Opportunities for Learning
The Youth Internship and Employment program began as a pilot in 2015, and was part of the New York State Department of Labor initiative, along with community based agencies to better prepare young adults with special needs for the transition from high school and into higher education and employment. ACCES-VR is our partner and approached us to start the pilot, which in the first year, included 13 students. They completed a 25 hour work readiness training course after school, towards the end of their school year. As we get to know the students, we work with them to secure a placement that they have an interest in and that is nearby. Students hired by Jawonio are paid up to 160 hours minimum wage for the summer. This not only provides them with new skills, but it builds confidence, and also provides them with paid work experience that they can highlight on their resume, along with two professional references from their placement–putting them in an excellent position when they seek employment in the future.
As an employee of Jawonio, students go through the entire new-hire screening process, which also teaches them about the process of how companies bring on new employees. In that first year, 5 students were placed at Jawonio in different areas in Rockland, and 8 were placed in Westchester. The program has continued since the pilot, and has been tremendously successful. In three years, 35 businesses have participated such as; Walgreens, the Verizon Store in Pearl River, Camp Bow Wow, St. Joseph’s Hospital, Camp in the Woods, Staples, Organic Recycling, Food Fair, Good Samaritan Hospital, Suffern Library, Head Start, and G. Gambardella & Son, who this year received the National Disability Employment Awareness Month Award. The program grew to 23 students in its second year and in 2018, ballooned to 94 students. Originally the pilot was designed for High School students but it can also be offered to adults. It has broadened the scope of participants, now including adults who have been out of the work space for a long period of time. Work Readiness helps give individuals the confidence to get back into the workforce.
Kerri assisted the staff with the daily activities of the program, played games, set up craft activities, accompanied participants on community outings such as bowling and the movies, helped with the daily routine such as lunch and snacks, and assisted with other special activities. She interned for six weeks, from the end of June through the second week in August, and bonded with the program participants: “What I liked most was helping the people,” said Kerri on her last day. The program celebrated with cake, and thanked her for her help during the 2018 summer. Kerry returned to Suffern High School for her senior year in the fall, and is hoping to return to Jawonio in the future.
“The goal of this program is about helping students understand that it is not as daunting as it may seem to prepare for the work world. When Kerri came into her internship, not only did she impress everyone she came into contact with, she impressed herself as she realized her abilities,” says Susan Mackay, Job Developer.
The New City Day Habilitation program provides integrated community activities, recreational and socialization activities for adults with intellectual disabilities. The program serves 30 people, Monday through Friday.
Caroline Alcocer, Job Developer, oversees the Youth Internship Program in Yonkers and says, “The best part of this program is working with employers who really get why it is a good thing not only for the student, but for their business as well.”
Caroline has seen many successful interns from the program, including Eric Lopez, who interned this year at G. Gambardella & Son, an automotive shop. The staff and leadership of the business were so supportive and created an environment in which Eric not only gained practical work skills, but also gained soft skills, like interacting professionally with the other staff. “He was very shy at first, and didn’t really talk or ask questions, even when he had them. But as time went on and his supervisor and the other employees interacted with him, taught him about the business and their expectations, he became more comfortable. “From day one when he didn’t really make eye contact, to the final days of his placement when he walked in, waved and greeted the other employees enthusiastically by name, was really great to see,” said Caroline. This year, Eric was honored with the National Disability Employment Awareness Month award.

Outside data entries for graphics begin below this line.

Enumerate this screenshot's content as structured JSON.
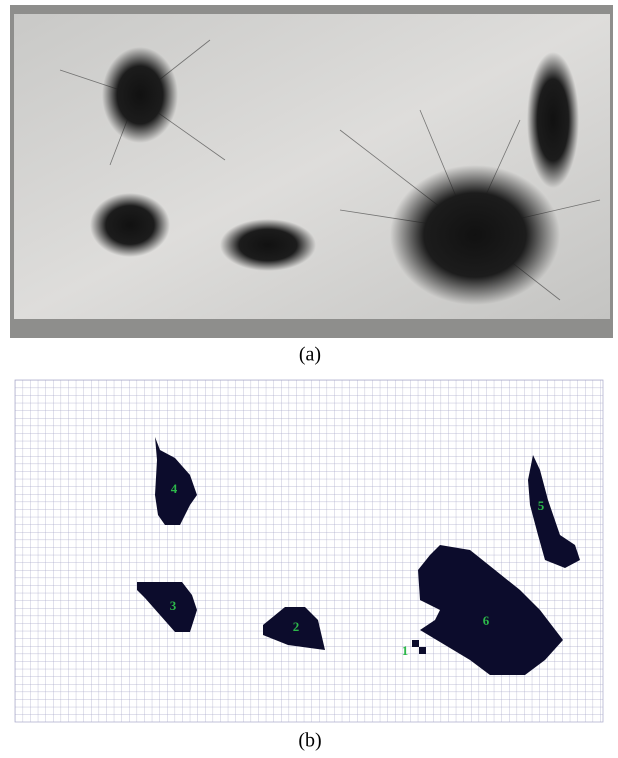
{
  "figure": {
    "panel_a": {
      "caption": "(a)"
    },
    "panel_b": {
      "caption": "(b)",
      "regions": [
        {
          "label": "1"
        },
        {
          "label": "2"
        },
        {
          "label": "3"
        },
        {
          "label": "4"
        },
        {
          "label": "5"
        },
        {
          "label": "6"
        }
      ]
    }
  }
}
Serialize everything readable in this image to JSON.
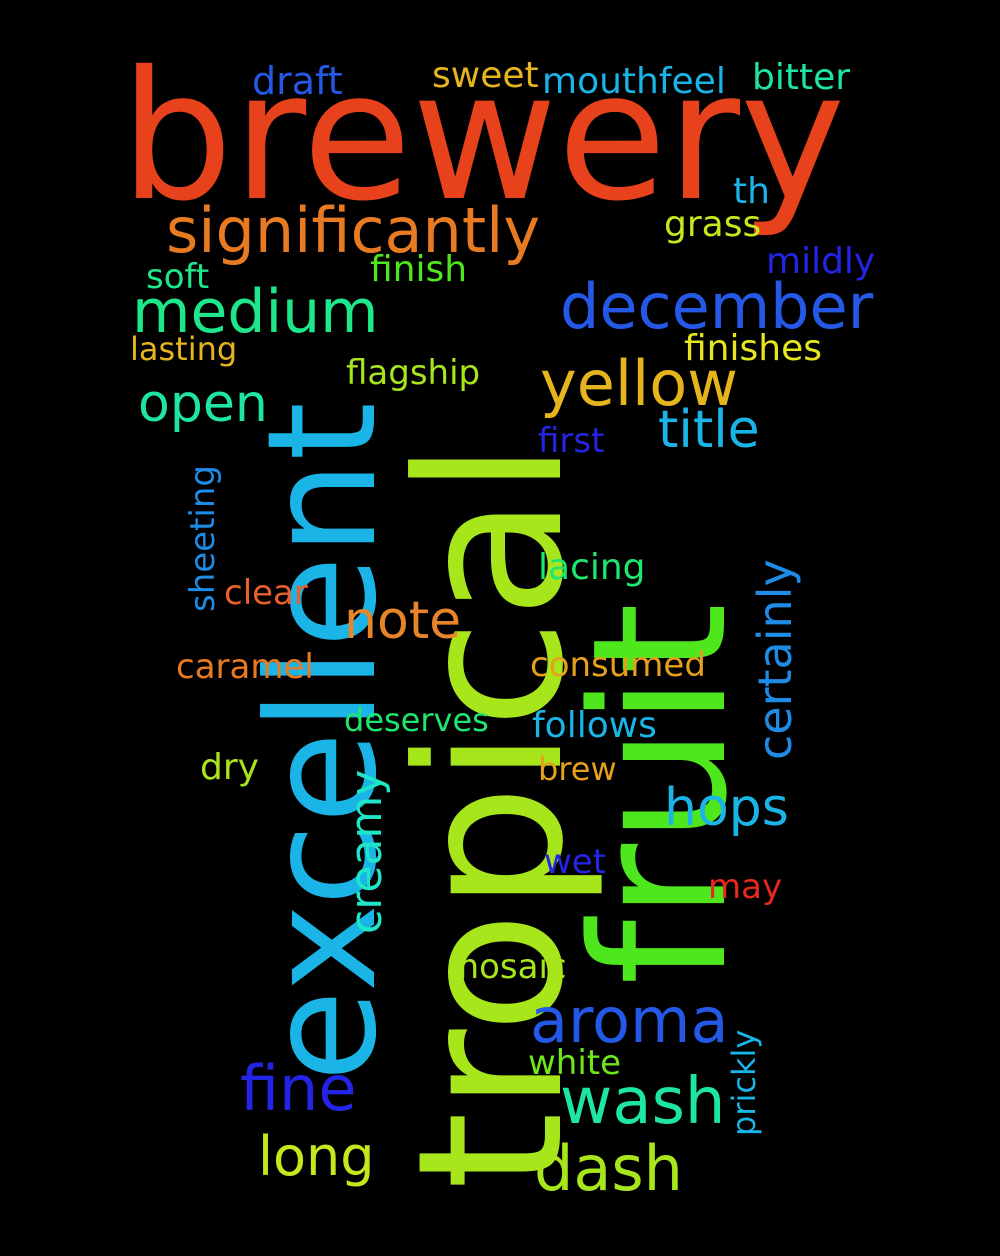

He’s pictured here with Jill Warner, Jawonio CEO, Caroline Alcocer, Job Developer and David Gambardella of G. Gambardella & Son.
Eric Lopez with NDEAM Award for his work at G. Gambardella
Xavier Lucas was another successful intern who worked at the Mount Vernon Police Department. He knew he was interested in a career in criminal justice, and at the time of his internship, he was a freshman at Mercy College. Through the Work Readiness course, his interest in criminal justice was clear. In High School, he participated in the Youth Marine Corps. The placement at the Mount Vernon Police Department seemed like an excellent fit. When he first started, they assigned him to the department that handles parking tickets. They saw his potential for leadership and invited him to work with the Youth Cadets in their summer program. Part of this program includes shadowing police officers, and through that, Xavier learned about collecting evidence, how to conduct fingerprinting, and much more. The program also involved having motivational speakers talk to the Cadets and mentor them, to share how they too became successful. One of the very special motivational events for Cadets was the field trip to NYC to visit the, “Good Morning America Show” and meet with Michael Strayhan.